Article 51 of the EU AI Act defines systemic risk for general-purpose AI models by one metric: compute. Any model trained using more than 10²⁵ floating point operations is presumed to have high-impact capabilities and must notify the European Commission within two weeks. Not by demonstrated performance. Not by score on any evaluation. By how much electricity they burned training it.
Today, the ARC Prize Foundation published ARC-AGI-3 (arXiv:2603.24621 — https://arxiv.org/abs/2603.24621). Frontier AI systems score below 1% on it. Humans score 100%. Every single time.
Those two facts don't fit comfortably in the same regulatory framework.
What ARC-AGI-3 actually tests
ARC-AGI-3 is the third benchmark in the series created by François Chollet, co-founder of the ARC Prize Foundation. The previous two iterations tracked progress on static pattern recognition tasks. This one is different in a meaningful way.
ARC-AGI-3 uses interactive, turn-based environments where an agent must explore an unknown space, infer what the goal is, build a working model of how the environment operates, and then plan action sequences to reach that goal. No instructions. No language cues. No external knowledge the model might have memorized from training data.
The benchmark is built around what the researchers call "Core Knowledge priors" — the basic cognitive building blocks humans share regardless of education or cultural background. Spatial reasoning. Object permanence. Cause and effect. The tasks were calibrated through extensive testing with human participants, which is where the 100% human solve rate comes from.
The below-1% score for frontier AI is not a rounding error. It is the score.
The gap between claims and performance
The ARC Prize Foundation defines AGI as a system that can match the learning efficiency of humans. By that definition, and by the benchmark they built to measure it, no current frontier model is close.

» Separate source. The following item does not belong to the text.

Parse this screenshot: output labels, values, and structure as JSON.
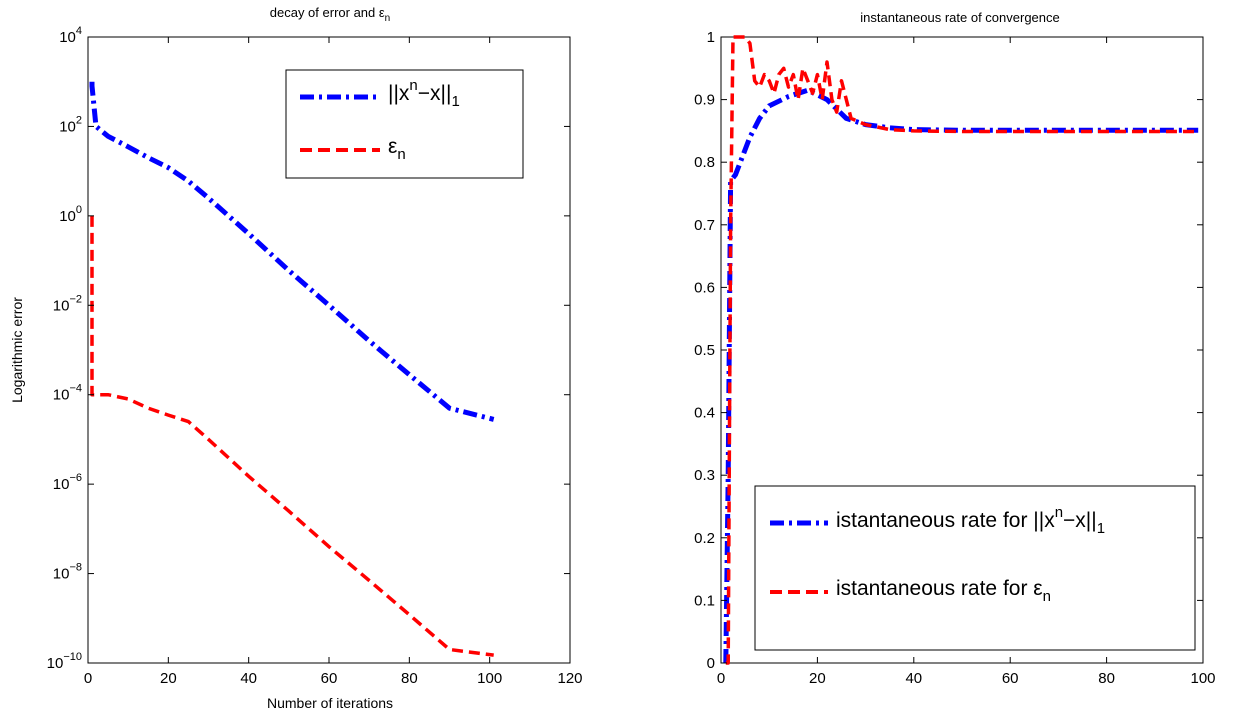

This matters because the past two years have produced a steady stream of capability claims from AI labs: human-level performance on professional exams, reasoning ability comparable to expert practitioners, agentic systems that can handle complex multi-step tasks. Some of these claims are accurate within the narrow domains tested. ARC-AGI-3 measures something different — fluid adaptive intelligence on genuinely novel tasks, the kind of generalization that humans perform almost automatically.
Watch how labs typically present benchmark results. When a model achieves high scores, the benchmark gets cited in product announcements and investor materials. When scores are low, the standard response is that the benchmark doesn't capture real-world utility. The ARC Prize Foundation has anticipated this: the human solve rate is 100%. These aren't obscure or poorly designed tasks. Every human test-taker solved them.